What the Partner List Is Actually Telling You

The brands and names represented by these cryptocurrencies make them more powerful than simply how many of them there are.


For example, Circle's USDC stablecoin moved over $1.26 trillion through the system last month. Ripple just recently announced that it has approximately $1.5 billion worth of RLUSD stablecoins issued into circulation. Gemini announced its public listing. PYUSD (the stablecoin created by PayPal) has been fully deployed across PayPal's ecosystem. Paxos has built out the technology infrastructure for both settlement and custody of institutional assets.


These companies are not small start-ups; they all have established regulatory relationships and operational scale. Creating a single product development entity with all of these companies as shareholders is really about positioning themselves in front of all of the other prospective on-ramps for similar or competing products before those companies do. There is very little idealism involved in this arrangement, but rather it represents more of a competitive strategy.


By introducing payment cards to US users, the MetaMask initiative demonstrates how individual users maintain ownership of their digital asset holdings until they reach the point of purchase. Additionally, mUSD stablecoin cashback program was also announced. SoFi stated it has created SoFiUSD, the first stablecoin issued by a national bank in the United States, which will also serve as a settlement currency within the Mastercard network. As an on/off-ramp provider, Modern Treasury has become a partner with Mastercard as well.


The wide variance in the types of transactions and types of customers Mastercard believes to be engaged in these transactions indicates the breadth and nature of future capital flows in these cryptocurrencies. This indicates there will be capital flows across all types of customers and types of transactions, and it indicates that all types of transactions can be funded entirely on a blockchain without any corresponding capital held by a traditional bank.

Visa Is Doing the Same Thing

There are no limitations on the fields being covered in this discussion.


By November 2025, Visa had a presence in 40 countries and a stablecoin settlement run rate of $3.5 billion. Bridge has developed stablecoin-backed cards across 100 countries and is testing out tokenized deposits with major banking institutions. The two card processing networks are concurrently executing the same gamble.


Mastercard has organized its effort much more formally. This program is not only a collection of partnerships with 85 partners; it is also a way to coordinate efforts among those partners. The underlying technology is being provided by the Multi-Token Network which provides for stablecoins and tokenized deposits by hiding the on-chain operations of those two components from the end-user. This is a considered design decision that does not represent a lack of commitment to cryptocurrencies or to the efforts of Visa and Mastercard to create acceptable means of using them.
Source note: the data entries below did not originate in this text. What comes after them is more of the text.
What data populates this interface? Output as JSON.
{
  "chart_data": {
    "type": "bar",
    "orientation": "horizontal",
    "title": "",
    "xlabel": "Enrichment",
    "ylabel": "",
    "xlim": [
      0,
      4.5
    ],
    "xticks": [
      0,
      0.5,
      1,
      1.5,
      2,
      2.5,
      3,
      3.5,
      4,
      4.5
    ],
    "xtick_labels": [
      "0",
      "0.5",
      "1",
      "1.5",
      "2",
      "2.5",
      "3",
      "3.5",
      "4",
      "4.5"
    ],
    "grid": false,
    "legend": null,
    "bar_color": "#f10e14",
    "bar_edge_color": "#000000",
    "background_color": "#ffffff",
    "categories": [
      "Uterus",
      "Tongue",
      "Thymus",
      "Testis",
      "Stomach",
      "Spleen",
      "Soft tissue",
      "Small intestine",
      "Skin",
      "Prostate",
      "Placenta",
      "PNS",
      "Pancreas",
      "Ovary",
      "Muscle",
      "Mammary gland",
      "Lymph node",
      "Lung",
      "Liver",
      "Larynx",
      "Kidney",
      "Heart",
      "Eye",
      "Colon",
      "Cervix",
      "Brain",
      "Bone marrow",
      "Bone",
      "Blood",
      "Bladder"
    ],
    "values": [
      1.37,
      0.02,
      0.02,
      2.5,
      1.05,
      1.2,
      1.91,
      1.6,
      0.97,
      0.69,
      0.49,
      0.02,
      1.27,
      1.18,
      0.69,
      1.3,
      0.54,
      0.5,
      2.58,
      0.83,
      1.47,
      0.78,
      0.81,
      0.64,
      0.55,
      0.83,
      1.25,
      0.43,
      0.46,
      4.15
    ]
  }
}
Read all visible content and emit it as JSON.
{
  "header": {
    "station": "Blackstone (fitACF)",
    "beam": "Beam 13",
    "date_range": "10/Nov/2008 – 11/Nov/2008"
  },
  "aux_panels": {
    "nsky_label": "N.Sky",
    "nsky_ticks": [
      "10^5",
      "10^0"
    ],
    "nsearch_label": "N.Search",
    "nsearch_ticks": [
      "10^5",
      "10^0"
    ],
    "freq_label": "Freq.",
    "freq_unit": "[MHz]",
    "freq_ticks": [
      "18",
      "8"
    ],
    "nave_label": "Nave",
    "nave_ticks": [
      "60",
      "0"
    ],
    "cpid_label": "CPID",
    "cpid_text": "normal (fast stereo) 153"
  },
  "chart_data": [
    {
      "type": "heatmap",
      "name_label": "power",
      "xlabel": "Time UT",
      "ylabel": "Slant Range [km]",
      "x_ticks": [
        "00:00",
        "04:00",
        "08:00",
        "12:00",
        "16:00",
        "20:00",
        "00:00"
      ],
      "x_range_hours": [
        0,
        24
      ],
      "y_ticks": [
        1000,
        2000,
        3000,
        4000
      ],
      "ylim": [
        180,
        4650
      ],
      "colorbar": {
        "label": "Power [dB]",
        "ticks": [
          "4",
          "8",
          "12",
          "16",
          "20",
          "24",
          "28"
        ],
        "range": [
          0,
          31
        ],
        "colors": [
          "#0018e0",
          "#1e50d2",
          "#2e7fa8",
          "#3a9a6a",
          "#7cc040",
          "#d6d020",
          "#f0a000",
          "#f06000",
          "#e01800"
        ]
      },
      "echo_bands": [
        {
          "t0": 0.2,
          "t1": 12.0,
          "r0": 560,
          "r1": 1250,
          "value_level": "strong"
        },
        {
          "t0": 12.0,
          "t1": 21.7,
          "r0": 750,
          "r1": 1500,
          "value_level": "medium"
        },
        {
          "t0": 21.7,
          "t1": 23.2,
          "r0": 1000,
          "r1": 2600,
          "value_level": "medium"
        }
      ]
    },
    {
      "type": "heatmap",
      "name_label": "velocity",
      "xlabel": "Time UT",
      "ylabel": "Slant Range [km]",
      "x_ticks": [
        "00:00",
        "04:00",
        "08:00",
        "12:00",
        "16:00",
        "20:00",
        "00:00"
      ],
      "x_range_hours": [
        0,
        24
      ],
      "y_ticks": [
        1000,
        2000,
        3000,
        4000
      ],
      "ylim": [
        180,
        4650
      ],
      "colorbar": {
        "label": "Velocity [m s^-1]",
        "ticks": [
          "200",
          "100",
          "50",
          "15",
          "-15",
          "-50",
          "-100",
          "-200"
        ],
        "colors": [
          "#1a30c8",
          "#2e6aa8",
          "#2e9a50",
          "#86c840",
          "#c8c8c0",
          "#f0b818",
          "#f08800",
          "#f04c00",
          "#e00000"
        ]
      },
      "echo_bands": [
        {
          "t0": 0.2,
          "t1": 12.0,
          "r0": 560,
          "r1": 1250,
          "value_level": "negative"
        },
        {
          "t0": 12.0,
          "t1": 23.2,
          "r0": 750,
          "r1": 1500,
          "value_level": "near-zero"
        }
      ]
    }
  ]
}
It is not clear whether the advantage created by their coordination efforts will create the capability to create a true moat. Both companies have globally accepted networks, and both have large infrastructures available for compliance. The race to see who will be more successful in these initiatives does not really depend on their interest in cryptocurrency.

The Thing This Program Doesn't Solve

The interests of Mastercard's 85 partners are not all the same. The supremacy of stablecoins has been contested by Binance and Circle. USDC is in competition with Ripple's RLUSD. Gemini has its own infrastructure for custody. Two years ago, Paxos resolved SEC accusations.


The competing objectives of rival companies are not eliminated when they are integrated into the same product development process. Those agendas are simply routed via Mastercard's table. By managing the shared infrastructure layer, the business thinks it can control that strain. Perhaps.


When a partner's product's stablecoin begins to surpass Mastercard's preferred settlement currency, what happens? No one has provided a clear response to that.


The program is authentic. Its internal issues are also genuine.


All views expressed are the author’s personal opinions, and do not constitute investment advice.